In my book Still Common Sense, and in my thriller Team Walker series and historical fiction Gritt Family series, I regularly reference the political system of what I call the “imperfect but extraordinary America.” My upcoming novel, Tempest North contrasts citizens from the new United States with those of four other nations and systems.
The foundation of our nation and government is our unique structure. We are a republic. In pure democracy the people meet and exercise their government in person. In a republic, they assemble and administer through representatives elected using democratic means. Pure democracies must remain small so that everyone can participate while a republic can extend over a large region. In the United States, the rule book for the process is our Constitution.
This representative process is its strength, but also a weakness that can lead to chaos. This is especially true in a world where independent journalism is replaced for many by opinion as expressed on social media. We now struggle with any form of agreement, even on facts or truths. For example, we cannot agree on when life begins. Was January 6 a raucous demonstration that spun out of hand, or an attempt to overthrow the government? We should follow the science, but science told us that the seas would be free of ice by 1990, grilled meat would kill us, and if it didn’t, eating eggs would. Science once told us that Europeans were superior to all other races.
Even facts might not be facts. For example, science once taught that the atom was the smallest component of the universe. We now know that the atom contains three smaller particles: protons, electrons, and neutrons. Maybe gravity is a fact, maybe.

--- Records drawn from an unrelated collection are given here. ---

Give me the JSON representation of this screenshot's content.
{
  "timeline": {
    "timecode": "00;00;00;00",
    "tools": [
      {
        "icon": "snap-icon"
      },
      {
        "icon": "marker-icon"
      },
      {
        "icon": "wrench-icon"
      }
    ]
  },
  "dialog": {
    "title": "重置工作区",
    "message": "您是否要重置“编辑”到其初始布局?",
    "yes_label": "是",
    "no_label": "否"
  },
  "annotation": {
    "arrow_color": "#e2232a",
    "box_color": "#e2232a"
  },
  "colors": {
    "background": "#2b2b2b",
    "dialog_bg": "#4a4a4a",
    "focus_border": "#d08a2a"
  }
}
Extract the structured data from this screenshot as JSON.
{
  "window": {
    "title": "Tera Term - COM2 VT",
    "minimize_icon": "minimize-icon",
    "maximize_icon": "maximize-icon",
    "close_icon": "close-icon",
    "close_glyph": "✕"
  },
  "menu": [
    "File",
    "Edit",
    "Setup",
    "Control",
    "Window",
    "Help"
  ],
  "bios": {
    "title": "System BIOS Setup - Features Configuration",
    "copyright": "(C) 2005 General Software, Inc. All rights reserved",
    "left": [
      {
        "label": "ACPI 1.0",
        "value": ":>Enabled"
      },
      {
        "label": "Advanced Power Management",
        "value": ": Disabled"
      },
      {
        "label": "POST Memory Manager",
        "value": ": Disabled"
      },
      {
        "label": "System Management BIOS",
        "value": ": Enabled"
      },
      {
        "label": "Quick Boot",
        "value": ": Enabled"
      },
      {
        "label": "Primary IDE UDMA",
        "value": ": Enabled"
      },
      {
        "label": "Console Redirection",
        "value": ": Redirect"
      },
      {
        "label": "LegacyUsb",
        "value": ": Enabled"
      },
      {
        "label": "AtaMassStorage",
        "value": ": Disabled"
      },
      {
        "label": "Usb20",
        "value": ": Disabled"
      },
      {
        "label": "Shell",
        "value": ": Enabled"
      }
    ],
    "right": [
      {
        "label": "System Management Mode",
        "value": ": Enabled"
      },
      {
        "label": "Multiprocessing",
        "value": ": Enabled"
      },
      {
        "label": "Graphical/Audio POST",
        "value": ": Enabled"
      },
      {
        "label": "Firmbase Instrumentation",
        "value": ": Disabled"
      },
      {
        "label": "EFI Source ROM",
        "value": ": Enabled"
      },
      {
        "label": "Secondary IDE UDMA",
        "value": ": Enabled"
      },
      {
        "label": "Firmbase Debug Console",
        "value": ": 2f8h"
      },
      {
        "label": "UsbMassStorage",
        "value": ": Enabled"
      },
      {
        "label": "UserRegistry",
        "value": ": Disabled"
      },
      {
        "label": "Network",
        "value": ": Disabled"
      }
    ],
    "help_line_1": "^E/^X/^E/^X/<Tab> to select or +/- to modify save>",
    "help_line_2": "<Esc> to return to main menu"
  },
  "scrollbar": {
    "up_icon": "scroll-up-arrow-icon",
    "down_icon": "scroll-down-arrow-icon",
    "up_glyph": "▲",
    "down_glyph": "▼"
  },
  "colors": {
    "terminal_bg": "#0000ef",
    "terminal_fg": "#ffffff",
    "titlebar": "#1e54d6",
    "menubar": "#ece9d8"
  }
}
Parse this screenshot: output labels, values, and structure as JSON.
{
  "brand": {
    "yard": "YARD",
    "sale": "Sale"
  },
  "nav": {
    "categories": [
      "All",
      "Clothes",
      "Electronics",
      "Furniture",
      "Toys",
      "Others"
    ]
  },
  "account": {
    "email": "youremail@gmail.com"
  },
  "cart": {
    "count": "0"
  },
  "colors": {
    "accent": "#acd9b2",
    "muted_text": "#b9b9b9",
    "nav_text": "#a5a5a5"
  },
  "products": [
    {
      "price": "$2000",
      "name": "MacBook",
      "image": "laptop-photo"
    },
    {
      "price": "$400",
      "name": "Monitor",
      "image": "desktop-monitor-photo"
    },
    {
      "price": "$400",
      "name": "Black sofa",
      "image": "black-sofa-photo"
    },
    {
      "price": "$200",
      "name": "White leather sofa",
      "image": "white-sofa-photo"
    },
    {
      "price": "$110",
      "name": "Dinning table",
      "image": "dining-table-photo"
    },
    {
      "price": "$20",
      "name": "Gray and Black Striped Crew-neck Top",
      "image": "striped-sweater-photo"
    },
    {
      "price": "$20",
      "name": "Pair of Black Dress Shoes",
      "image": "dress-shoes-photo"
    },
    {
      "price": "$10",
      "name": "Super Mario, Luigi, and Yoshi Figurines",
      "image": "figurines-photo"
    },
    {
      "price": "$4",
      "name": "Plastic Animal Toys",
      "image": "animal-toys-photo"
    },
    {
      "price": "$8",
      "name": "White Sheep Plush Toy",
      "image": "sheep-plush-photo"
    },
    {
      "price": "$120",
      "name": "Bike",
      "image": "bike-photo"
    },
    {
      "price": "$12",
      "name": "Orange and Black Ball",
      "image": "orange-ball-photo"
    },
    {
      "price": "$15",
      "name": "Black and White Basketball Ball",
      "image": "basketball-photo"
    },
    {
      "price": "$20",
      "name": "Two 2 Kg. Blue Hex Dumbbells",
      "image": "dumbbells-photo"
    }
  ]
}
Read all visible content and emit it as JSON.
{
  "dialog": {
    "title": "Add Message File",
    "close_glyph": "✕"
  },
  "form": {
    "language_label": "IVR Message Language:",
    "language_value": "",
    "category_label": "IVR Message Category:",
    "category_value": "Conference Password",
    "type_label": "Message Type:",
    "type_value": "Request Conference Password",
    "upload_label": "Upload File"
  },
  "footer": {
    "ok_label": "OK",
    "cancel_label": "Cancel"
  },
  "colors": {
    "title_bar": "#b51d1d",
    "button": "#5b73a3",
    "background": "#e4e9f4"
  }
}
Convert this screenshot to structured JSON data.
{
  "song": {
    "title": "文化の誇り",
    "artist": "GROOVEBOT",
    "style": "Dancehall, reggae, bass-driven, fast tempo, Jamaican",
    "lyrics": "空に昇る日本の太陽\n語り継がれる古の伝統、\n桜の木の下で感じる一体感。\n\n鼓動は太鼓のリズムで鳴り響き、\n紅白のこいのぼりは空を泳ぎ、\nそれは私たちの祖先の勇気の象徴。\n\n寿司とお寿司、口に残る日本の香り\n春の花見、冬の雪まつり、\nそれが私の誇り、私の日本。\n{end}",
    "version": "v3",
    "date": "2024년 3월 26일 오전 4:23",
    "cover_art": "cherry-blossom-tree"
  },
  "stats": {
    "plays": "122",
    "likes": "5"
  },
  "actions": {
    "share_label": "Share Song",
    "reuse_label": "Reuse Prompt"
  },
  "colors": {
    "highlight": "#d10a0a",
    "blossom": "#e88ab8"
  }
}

So how does this affect our democratic process? It has driven us to discard debate between competing ideals and replace it with personal attacks instead of philosophies. What we now call debate over contentious issues is now reduced to name calling because the other side simply doesn’t understand the truth I understand or the facts I believe.
We no longer want simple representation, we now want government by the knowledgeable; that is by representatives who refuse to consider anything but what we believe. That system might be a little less fair, at least to the unknowledgeable, but it makes better decisions because we agree with them. Or, if you are on the losing end, it reeks of totalitarianism.
Majority democracy is not stable, it is messy with shifts in direction. For four decades this country has become more progressive. Now it’s becoming more conservative which has shocked a lot of people. It’s all right, we’re all right. Our Constitution gives us hard rules that govern how we change. That document exists partially to protect us from the excesses of democracy. After all, it delineates inalienable rights, including the Bill of Rights, but they aren’t really rights if 51% of our neighbors can vote them out of existence.
Our form of democracy, as Winston Churchill once wrote, “is the worst form of government except for all those other forms that have been tried from time to time.” It’s not pretty, but it keeps the elites, those who know best from running our lives.